Lucien stepped into the darkened chambers. He froze as the door closed quietly behind him with a soft, decisive click. In spite of the warm day, a fire blazed in the hearth, the curtains remained closely tightened blotting out all hint of light. His eyes struggled to adjust to the dimly lit room and then he located the small figure at the center of the massive four-poster bed. A pressure tightened about his lungs, making it difficult to draw breath. He strode over to the bed.
His throat closed painfully and he swallowed hard. The emaciated figure, with his gaunt face, bore no hint of resemblance to the commanding, powerful viscount. His father slumbered, drawing in an occasional, ragged breath. He cleared his throat. What a waste. What a goddamn waste his hatred had been. And for what? What had any of it gotten him? It hadn’t brought Sara or his son back. It hadn’t even brought him a small measure of satisfaction.
Lucien took a slow breath and searched about for a seat. He pulled the King Louis XIV chair closer to the bed. The mahogany legs scraped along the hard wood of the floor.
His father struggled to open his eyes. “R-Richard,” his voice emerged a hollow croak.
He closed his eyes a moment. “N-no, Father,” he said, his voice breaking. “It is Lucien.”
The dying man stilled and then blinked his bloodshot eyes. “L-Lucien?” He shoved himself up onto his elbows.
Lucien rested a staying hand upon his shoulder. “Don’t, Father.”
Tears flooded his eyes. “Ah, God, Lucien…” A tear streaked down his cheek. “I-I have missed you my boy.”
The sight of that single drop from a man who’d represented power and strength, who’d possessed an indomitable spirit that could not be shaken, that one lone tear a final testament to how human this man before him was. “I- I’ve missed you, as well.”
A startled chuckle escaped his father’s lips and he promptly dissolved into a paroxysm of coughing.
Lucien lunged out of his seat and looked about. A pitcher of water rested on a nightstand beside his bed. He picked it up and poured a glass full.
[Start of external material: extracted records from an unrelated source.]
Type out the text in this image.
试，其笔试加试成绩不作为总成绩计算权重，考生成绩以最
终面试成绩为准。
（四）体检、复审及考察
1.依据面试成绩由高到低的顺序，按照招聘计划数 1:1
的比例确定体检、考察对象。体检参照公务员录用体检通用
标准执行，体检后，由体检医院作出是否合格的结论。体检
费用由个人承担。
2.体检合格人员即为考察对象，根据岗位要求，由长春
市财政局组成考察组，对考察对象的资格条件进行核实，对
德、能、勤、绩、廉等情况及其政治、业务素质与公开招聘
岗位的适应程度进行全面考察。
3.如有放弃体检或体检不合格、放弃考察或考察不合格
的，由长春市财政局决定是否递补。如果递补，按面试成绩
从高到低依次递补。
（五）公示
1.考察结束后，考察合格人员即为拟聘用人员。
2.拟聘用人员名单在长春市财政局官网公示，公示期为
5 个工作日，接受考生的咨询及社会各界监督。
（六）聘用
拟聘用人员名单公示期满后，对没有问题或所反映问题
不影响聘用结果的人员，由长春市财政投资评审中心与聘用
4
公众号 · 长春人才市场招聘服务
“Bah, water won’t cure me, boy,” his father said with a trace of dry humor he’d shown throughout the course of his life.
Nonetheless, he sat at the edge of his father’s bed and braced him against his body helping him into a sitting position. Water sloshed over the rim of the glass, dampening the crisp, white bedsheets. He damned the loss of his arm that made his movements unsteady. Only, he knew as one who’d been forced to confront the many lies he’d told these five, nearly six years now, the tremble in his body had nothing to do with the absent limb. “Here,” he murmured, holding the glass to his father’s lips.
The viscount sipped, the muscles of his throat moving slowly, displaying an agonizing effort to manage something as simple as a swallow. A sheen of tears blurred Lucien’s vision and he blinked them back. He set the glass down and eased his father back down upon the pillow. “I am so sorry.”
It took a moment to register that soft plea for forgiveness belonged to his proud sire and not his own.
“I—”
“Don’t,” Lucien said ravaged by the sight of his parent’s suffering.
His father stretched out once strong, now frail, fingers. Green veins stood out stark in his pale white skin. He touched that skeleton-like hand to Lucien’s empty sleeve. “My boy,” he said on a broken sob and then his gaunt frame shook under the force of his weeping.